POUVOIR JUDICIAIRE
A/651/2007 ATAS/1181/2007
ARRET
DU TRIBUNAL CANTONAL DES
ASSURANCES SOCIALES
Chambre 6
du 29 octobre 2007
En la cause
Madame R____________, domiciliée , Genève
Monsieur G____________, domicilié , Genève
demandeurs
contre
FONDATION COLLECTIVE LPP DE LA RENTENANSTALT, c/o SWISSLIFE, avenue du Théâtre 1, Lausanne
défenderesses
EN FAIT
Par jugement du 3 janvier 2007, la 10ème chambre du Tribunal de première instance a prononcé le divorce de Madame R____________, née R1____________ le 1976 et Monsieur G____________, né le 1971, mariés en date du 19 janvier 1999.

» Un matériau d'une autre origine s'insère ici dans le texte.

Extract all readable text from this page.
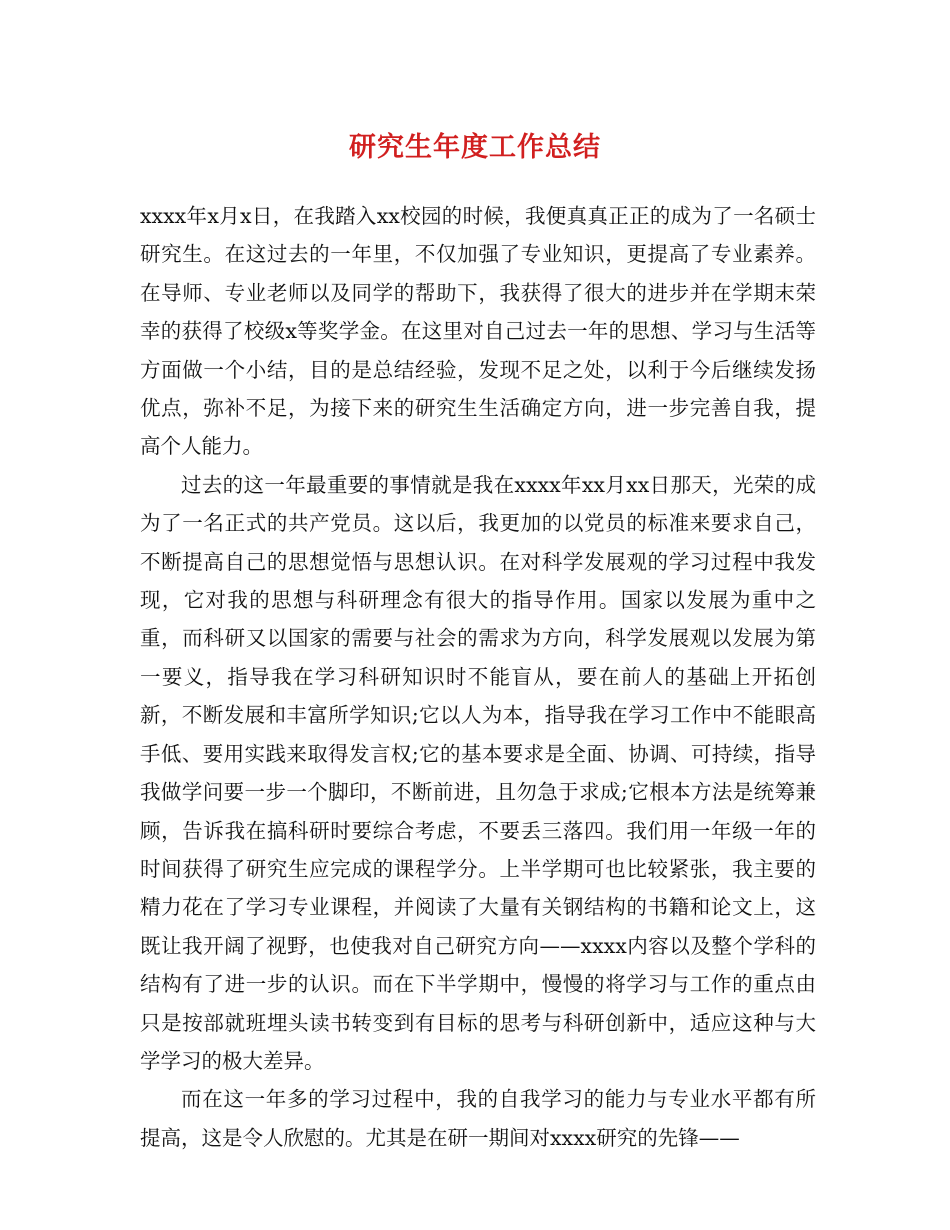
研究生年度工作总结

xxxx年x月x日，在我踏入xx校园的时候，我便真真正正的成为了一名硕士研究生。在这过去的一年里，不仅加强了专业知识，更提高了专业素养。在导师、专业老师以及同学的帮助下，我获得了很大的进步并在学期末荣幸的获得了校级x等奖学金。在这里对自己过去一年的思想、学习与生活等方面做一个小结，目的是总结经验，发现不足之处，以利于今后继续发扬优点，弥补不足，为接下来的研究生生活确定方向，进一步完善自我，提高个人能力。

过去的这一年最重要的事情就是我在xxxx年xx月xx日那天，光荣的成为了一名正式的共产党员。这以后，我更加的以党员的标准来要求自己，不断提高自己的思想觉悟与思想认识。在对科学发展观的学习过程中我发现，它对我的思想与科研理念有很大的指导作用。国家以发展为重中之重，而科研又以国家的需要与社会的需求为方向，科学发展观以发展为第一要义，指导我在学习科研知识时不能盲从，要在前人的基础上开拓创新，不断发展和丰富所学知识;它以人为本，指导我在学习工作中不能眼高手低、要用实践来取得发言权;它的基本要求是全面、协调、可持续，指导我做学问要一步一个脚印，不断前进，且勿急于求成;它根本方法是统筹兼顾，告诉我在搞科研时要综合考虑，不要丢三落四。我们用一年级一年的时间获得了研究生应完成的课程学分。上半学期可也比较紧张，我主要的精力花在了学习专业课程，并阅读了大量有关钢结构的书籍和论文上，这既让我开阔了视野，也使我对自己研究方向——xxxx内容以及整个学科的结构有了进一步的认识。而在下半学期中，慢慢的将学习与工作的重点由只是按部就班埋头读书转变到有目标的思考与科研创新中，适应这种与大学学习的极大差异。

而在这一年多的学习过程中，我的自我学习的能力与专业水平都有所提高，这是令人欣慰的。尤其是在研一期间对xxxx研究的先锋——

Selon le chiffre 8 du jugement précité, le Tribunal de première instance a donné acte à G____________ et à R____________ de ce qu'ils ont convenu de se partager par moitié la totalité de leurs avoirs de prévoyance professionnelle accumulés pendant le mariage par G____________. Le jugement précise que Mme R____________ n'a pas d'avoir de prévoyance professionnelle et est assistée par l'Hospice Général.
Le jugement de divorce est devenu définitif le 8 février 2007 et a été communiqué au Tribunal cantonal des assurances sociales le 22 février 2007.
L’instruction menée par le Tribunal de céans a permis d’établir les faits suivants :
S’agissant de M. G____________ :
L'extrait du compte individuel de la FER CIAM montre que pendant la durée du mariage le demandeur a travaillé pour des montants pertinents selon la LPP auprès de X____________ SA et l'association Y____________.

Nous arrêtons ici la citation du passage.